Das Verhältnis zwischen Mannschaft und dem Trainer sei zerrüttet, heißt es hinter vorgehaltener Hand. Aussagen von Spielern, die dies bestätigen, gibt es freilich nicht. Auch dies ist ein immer wiederkehrendes Phänomen: Ob Ralf Rangnick, Mirko Slomka, Felix Magath oder nun, zum zweiten Mal, Stevens - kein Trainer, der in den vergangenen Jahrzehnten länger auf Schalke gearbeitet hat, blieb von diesem schwer greifbaren Vorwurf verschont.

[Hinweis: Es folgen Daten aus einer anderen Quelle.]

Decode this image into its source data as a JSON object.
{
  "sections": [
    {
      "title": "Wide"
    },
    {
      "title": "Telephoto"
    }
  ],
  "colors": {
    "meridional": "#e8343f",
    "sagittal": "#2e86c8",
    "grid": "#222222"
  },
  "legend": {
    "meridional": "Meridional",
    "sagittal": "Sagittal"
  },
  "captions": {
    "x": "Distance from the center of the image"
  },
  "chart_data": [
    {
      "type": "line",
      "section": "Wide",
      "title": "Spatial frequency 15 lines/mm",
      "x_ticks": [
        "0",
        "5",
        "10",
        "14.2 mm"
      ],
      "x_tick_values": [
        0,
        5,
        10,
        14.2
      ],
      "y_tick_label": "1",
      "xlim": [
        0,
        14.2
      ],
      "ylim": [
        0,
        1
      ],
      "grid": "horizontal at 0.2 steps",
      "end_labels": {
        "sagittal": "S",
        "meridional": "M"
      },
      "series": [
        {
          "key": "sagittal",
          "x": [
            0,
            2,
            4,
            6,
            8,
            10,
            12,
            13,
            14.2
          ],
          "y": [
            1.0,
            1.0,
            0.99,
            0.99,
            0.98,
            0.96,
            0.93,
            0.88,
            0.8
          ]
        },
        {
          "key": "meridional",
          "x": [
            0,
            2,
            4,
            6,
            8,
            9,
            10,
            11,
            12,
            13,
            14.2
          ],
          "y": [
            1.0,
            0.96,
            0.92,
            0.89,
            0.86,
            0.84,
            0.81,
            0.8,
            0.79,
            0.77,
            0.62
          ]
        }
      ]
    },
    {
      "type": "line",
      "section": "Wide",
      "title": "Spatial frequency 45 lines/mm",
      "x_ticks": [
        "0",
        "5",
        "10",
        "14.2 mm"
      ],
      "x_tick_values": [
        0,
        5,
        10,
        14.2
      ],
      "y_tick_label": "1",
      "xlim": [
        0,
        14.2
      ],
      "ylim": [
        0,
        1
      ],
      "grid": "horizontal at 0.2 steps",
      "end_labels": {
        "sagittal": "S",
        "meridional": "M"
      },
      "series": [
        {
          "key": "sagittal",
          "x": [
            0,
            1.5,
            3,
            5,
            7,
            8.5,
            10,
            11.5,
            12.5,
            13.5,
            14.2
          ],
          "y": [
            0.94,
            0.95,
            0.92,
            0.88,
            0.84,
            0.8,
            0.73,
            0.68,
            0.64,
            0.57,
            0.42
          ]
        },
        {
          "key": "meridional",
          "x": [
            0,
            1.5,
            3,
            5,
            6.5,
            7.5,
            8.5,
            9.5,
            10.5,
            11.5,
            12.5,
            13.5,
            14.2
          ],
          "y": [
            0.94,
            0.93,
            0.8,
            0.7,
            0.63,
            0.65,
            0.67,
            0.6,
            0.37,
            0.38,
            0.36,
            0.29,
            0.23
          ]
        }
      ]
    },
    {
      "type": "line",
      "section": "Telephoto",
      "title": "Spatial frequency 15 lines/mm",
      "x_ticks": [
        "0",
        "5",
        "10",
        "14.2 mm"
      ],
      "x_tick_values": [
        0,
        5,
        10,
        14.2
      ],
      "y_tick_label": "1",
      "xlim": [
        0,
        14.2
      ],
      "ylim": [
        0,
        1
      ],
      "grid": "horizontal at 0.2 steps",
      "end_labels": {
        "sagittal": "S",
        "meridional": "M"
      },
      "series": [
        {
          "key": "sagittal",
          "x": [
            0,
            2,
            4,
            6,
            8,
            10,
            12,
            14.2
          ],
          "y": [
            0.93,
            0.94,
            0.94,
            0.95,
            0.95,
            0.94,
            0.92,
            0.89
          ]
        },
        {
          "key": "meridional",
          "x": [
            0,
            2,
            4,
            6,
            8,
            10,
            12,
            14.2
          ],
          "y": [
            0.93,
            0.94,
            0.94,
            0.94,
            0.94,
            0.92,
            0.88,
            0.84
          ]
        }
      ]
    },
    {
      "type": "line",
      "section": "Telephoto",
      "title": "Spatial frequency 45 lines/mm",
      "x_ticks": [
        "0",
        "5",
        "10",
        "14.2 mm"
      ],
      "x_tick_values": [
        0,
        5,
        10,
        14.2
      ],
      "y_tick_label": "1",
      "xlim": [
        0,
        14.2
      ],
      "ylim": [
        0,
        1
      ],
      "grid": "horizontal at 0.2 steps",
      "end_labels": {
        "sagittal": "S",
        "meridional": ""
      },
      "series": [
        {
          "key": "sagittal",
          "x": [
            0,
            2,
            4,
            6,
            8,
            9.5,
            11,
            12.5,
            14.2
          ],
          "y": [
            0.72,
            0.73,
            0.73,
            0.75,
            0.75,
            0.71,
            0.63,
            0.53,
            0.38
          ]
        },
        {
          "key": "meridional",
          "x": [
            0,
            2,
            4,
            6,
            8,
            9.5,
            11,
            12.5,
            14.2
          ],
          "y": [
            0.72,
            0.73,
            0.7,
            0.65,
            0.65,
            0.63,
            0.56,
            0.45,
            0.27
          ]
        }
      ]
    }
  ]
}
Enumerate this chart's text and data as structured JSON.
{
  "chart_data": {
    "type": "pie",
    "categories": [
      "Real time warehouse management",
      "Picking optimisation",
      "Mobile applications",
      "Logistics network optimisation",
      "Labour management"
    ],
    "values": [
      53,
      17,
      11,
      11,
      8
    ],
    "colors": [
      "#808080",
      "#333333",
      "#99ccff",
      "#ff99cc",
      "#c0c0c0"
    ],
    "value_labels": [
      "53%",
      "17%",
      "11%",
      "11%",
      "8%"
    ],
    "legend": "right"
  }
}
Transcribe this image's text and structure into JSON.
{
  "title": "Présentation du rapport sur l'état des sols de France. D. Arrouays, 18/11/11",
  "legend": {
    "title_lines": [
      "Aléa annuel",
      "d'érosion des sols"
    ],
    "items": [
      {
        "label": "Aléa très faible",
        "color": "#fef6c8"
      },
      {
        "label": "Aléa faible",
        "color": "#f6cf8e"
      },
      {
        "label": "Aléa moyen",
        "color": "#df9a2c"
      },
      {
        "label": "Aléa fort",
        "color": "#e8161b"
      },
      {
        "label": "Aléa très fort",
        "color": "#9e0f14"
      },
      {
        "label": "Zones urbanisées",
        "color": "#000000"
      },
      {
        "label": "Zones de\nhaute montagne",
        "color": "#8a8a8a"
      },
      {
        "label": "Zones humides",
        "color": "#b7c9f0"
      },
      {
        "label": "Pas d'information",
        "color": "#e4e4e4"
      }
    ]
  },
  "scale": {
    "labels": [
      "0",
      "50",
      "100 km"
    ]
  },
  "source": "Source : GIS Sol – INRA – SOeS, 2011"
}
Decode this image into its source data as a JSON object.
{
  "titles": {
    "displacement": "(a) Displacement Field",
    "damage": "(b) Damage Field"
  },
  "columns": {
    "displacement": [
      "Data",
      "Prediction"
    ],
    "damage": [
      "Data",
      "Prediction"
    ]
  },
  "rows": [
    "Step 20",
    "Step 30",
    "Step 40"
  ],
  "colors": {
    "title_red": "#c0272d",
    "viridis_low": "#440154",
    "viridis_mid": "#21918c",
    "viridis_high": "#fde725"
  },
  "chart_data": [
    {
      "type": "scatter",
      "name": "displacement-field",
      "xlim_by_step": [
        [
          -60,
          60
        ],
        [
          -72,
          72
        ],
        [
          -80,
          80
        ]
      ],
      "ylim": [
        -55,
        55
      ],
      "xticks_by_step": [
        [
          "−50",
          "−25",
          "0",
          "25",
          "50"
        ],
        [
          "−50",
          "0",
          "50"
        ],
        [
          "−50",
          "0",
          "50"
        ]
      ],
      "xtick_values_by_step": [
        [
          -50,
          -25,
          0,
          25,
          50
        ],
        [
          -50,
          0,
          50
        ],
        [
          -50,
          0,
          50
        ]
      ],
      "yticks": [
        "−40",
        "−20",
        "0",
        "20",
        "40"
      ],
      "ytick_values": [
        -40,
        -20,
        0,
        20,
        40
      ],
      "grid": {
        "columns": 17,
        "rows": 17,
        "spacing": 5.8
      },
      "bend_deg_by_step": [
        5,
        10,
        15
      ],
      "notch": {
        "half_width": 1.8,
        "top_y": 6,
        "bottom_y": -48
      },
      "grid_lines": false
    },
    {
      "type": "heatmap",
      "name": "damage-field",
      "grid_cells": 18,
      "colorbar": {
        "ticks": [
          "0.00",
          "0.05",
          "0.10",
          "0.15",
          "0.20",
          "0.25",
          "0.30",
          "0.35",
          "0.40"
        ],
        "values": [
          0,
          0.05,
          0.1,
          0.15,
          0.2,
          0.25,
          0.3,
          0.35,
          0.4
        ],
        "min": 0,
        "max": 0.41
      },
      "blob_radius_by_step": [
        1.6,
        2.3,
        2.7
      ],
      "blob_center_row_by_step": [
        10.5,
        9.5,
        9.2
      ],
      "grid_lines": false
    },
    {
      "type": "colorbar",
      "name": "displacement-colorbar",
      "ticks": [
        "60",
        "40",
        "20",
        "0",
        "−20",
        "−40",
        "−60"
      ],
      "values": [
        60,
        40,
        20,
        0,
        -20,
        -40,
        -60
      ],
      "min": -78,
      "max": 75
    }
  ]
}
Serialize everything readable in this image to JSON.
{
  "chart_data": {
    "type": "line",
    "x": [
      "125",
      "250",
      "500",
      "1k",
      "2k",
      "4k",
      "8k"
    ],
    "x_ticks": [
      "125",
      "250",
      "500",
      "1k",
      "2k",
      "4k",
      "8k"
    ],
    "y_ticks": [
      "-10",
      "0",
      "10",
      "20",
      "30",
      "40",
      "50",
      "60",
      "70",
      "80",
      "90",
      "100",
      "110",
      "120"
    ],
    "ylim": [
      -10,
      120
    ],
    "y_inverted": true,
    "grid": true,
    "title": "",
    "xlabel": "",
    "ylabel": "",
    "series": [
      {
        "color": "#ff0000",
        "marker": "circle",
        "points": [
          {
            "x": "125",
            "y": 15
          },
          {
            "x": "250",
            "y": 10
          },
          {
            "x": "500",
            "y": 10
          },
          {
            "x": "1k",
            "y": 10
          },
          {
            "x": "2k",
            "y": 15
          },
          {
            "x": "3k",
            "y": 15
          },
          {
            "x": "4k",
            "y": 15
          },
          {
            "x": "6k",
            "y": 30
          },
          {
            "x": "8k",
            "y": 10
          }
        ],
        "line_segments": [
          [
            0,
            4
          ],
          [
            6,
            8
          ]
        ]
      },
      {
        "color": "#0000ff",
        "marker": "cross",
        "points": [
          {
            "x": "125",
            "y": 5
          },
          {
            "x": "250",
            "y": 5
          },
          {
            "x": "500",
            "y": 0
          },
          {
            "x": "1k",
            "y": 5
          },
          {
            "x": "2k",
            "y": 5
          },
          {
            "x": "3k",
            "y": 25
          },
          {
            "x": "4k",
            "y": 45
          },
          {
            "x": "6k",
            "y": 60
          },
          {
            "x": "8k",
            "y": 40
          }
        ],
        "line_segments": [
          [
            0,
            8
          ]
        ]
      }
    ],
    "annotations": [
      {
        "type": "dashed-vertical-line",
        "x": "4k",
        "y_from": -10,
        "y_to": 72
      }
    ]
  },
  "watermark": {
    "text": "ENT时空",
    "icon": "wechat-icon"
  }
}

Dabei gibt es auch Gründe für die aktuelle Krise, die kaum etwas mit Stevens zu tun haben. Mit Torjäger Klaas-Jan Huntelaar und Spielmacher Lewis Holtby stecken zwei wichtige Leistungsträger seit Wochen im Formtief. Möglicherweise, weil beide mit Schalke um einen neuen Vertrag pokern. Es gibt Gerüchte, dass sie den Verein Richtung England verlassen wollen.

Diese Spekulationen belasten offenbar das Team. "Ich glaube, dass eine Lösung kommen müsste, damit wir wieder an einem Strang ziehen", sagt Benedikt Höwedes. Für den Nationalspieler steht fest: "Wir sind dabei, unsere gute Ausgangsposition zu verspielen. Das ist beschissen."